Doesn’t easily map to domain events. The events are database events, not business events. For domain-driven systems, this feels wrong.
Secrets can leak. WAL includes every column. If your DB has PII or tokens, they end up in Kafka — careful config required.
The hybrid pattern
Some teams use both:
- Outbox for domain events — hand-crafted, business-shaped, versioned schemas
- CDC for analytics — raw table changes streamed to data warehouse / search index for BI
This separation aligns each tool with what it’s good at. Domain services publish clean events; analytics infrastructure consumes everything via CDC.
A concrete comparison
Imagine an orders service. Order is placed, needs to notify shipping, billing, search, and data warehouse.
Outbox approach:
- In the order placement transaction: save order row + save
OrderPlacedEventto outbox - Publisher emits
orders.placedtopic with business-shaped event - Shipping, billing subscribe; they get clean OrderPlaced events
- Search index maintained by a dedicated projection service
- Data warehouse loaded from
orders.placedevents
CDC approach:
- Debezium streams
orderstable changes todb.orderstopic - Shipping service consumes, builds its own state
- Billing service consumes, builds its own state
- Search index maintained by direct CDC → Elasticsearch sink
- Data warehouse loaded from CDC stream
Both work. The CDC version couples all consumers to the orders table schema; the outbox version gives you a stable OrderPlaced contract.

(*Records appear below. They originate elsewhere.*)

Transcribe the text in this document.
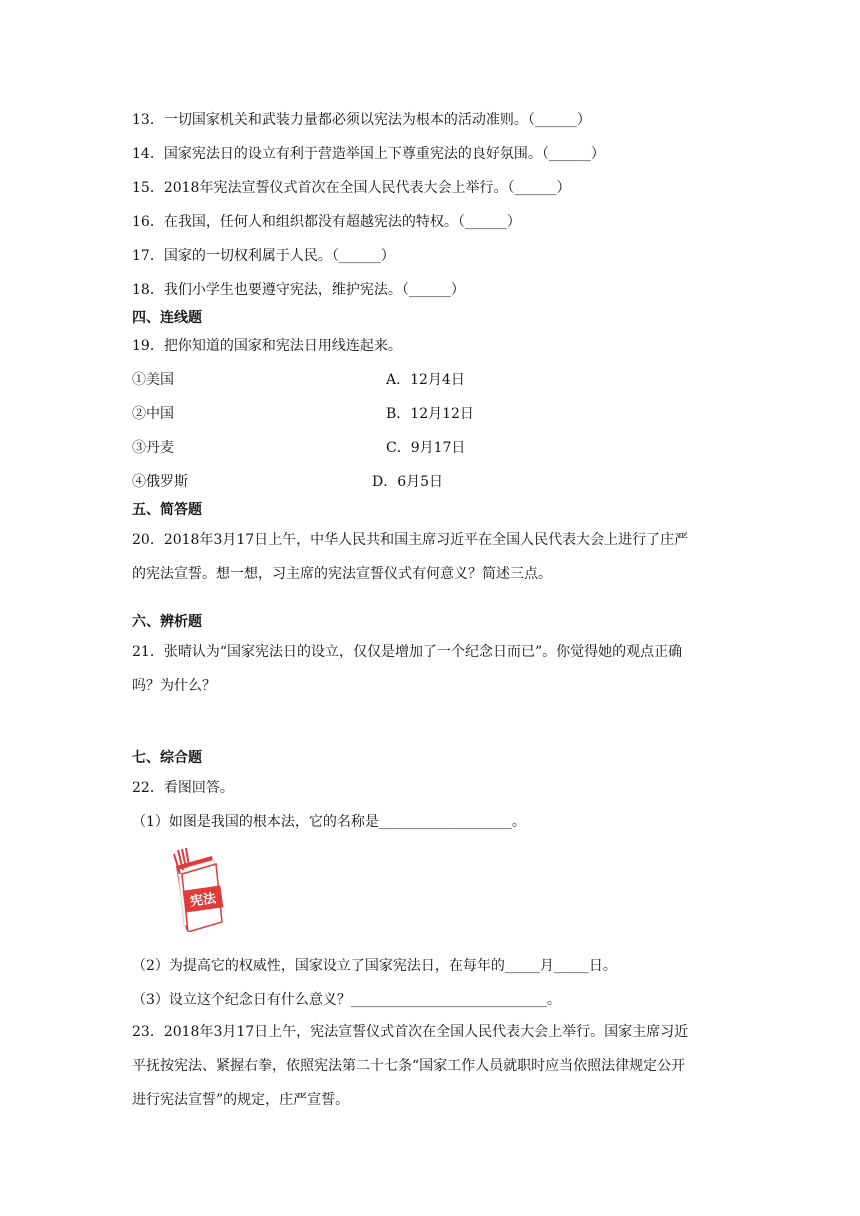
13．一切国家机关和武装力量都必须以宪法为根本的活动准则。（______）
14．国家宪法日的设立有利于营造举国上下尊重宪法的良好氛围。（______）
15．2018年宪法宣誓仪式首次在全国人民代表大会上举行。（______）
16．在我国，任何人和组织都没有超越宪法的特权。（______）
17．国家的一切权利属于人民。（______）
18．我们小学生也要遵守宪法，维护宪法。（______）
四、连线题
19．把你知道的国家和宪法日用线连起来。
①美国	A．12月4日
②中国	B．12月12日
③丹麦	C．9月17日
④俄罗斯	D．6月5日
五、简答题
20．2018年3月17日上午，中华人民共和国主席习近平在全国人民代表大会上进行了庄严
的宪法宣誓。想一想，习主席的宪法宣誓仪式有何意义？简述三点。
六、辨析题
21．张晴认为“国家宪法日的设立，仅仅是增加了一个纪念日而已”。你觉得她的观点正确
吗？为什么？
七、综合题
22．看图回答。
（1）如图是我国的根本法，它的名称是___________________。
宪法
（2）为提高它的权威性，国家设立了国家宪法日，在每年的_____月_____日。
（3）设立这个纪念日有什么意义？____________________________。
23．2018年3月17日上午，宪法宣誓仪式首次在全国人民代表大会上举行。国家主席习近
平抚按宪法、紧握右拳，依照宪法第二十七条“国家工作人员就职时应当依照法律规定公开
进行宪法宣誓”的规定，庄严宣誓。
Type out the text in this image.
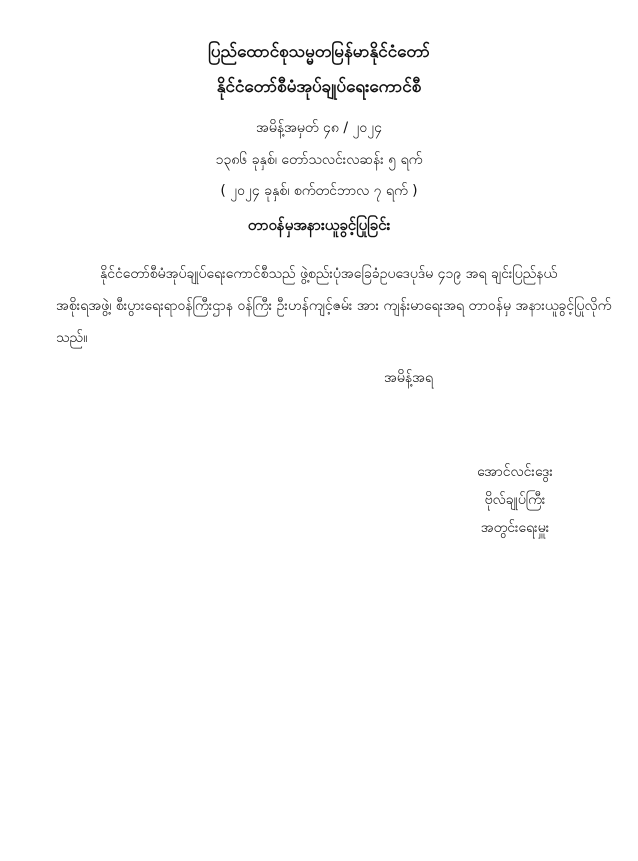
ပြည်ထောင်စုသမ္မတမြန်မာနိုင်ငံတော်
နိုင်ငံတော်စီမံအုပ်ချုပ်ရေးကောင်စီ
အမိန့်အမှတ် ၄၈ / ၂၀၂၄
၁၃၈၆ ခုနှစ်၊ တော်သလင်းလဆန်း ၅ ရက်
( ၂၀၂၄ ခုနှစ်၊ စက်တင်ဘာလ ၇ ရက် )
တာဝန်မှအနားယူခွင့်ပြုခြင်း
နိုင်ငံတော်စီမံအုပ်ချုပ်ရေးကောင်စီသည် ဖွဲ့စည်းပုံအခြေခံဥပဒေပုဒ်မ ၄၁၉ အရ ချင်းပြည်နယ် အစိုးရအဖွဲ့၊ စီးပွားရေးရာဝန်ကြီးဌာန ဝန်ကြီး ဦးဟန်ကျင့်ဇမ်း အား ကျန်းမာရေးအရ တာဝန်မှ အနားယူခွင့်ပြုလိုက်သည်။
အမိန့်အရ
အောင်လင်းဒွေး
ဗိုလ်ချုပ်ကြီး
အတွင်းရေးမှူး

Operational cost comparison
Outbox:
- New table and index
- Publisher cron or scheduled task
- Monitoring for unpublished count
- No new infrastructure
CDC:
- Debezium + Kafka Connect cluster
- Schema registry
- Connector configuration
- WAL slot management
- Failover and replication interactions
- Separate monitoring for connector health
For small and medium systems, outbox wins on operational simplicity by a mile. For massive, multi-team systems where the investment is already paid, CDC offers better scalability.
My decision rule
- System throughput < 10k writes/sec and domain-event-shaped: outbox
- System throughput > 50k writes/sec: CDC seriously considered
- Need both domain events and analytics streaming: outbox for domain, CDC for analytics
- New system, small team: outbox, always
- Legacy system you can’t modify: CDC, reluctantly
Closing note
The outbox vs CDC choice is less about “which is better” and more about “which fits your constraints”. Outbox demands app-code changes but keeps operations simple and event design clean. CDC avoids app changes but adds infrastructure and ties consumers to your schema. Most successful systems I’ve seen start with outbox and add CDC only if and when analytics volume demands it. The instinct to reach for CDC because it sounds more sophisticated usually doesn’t pay back.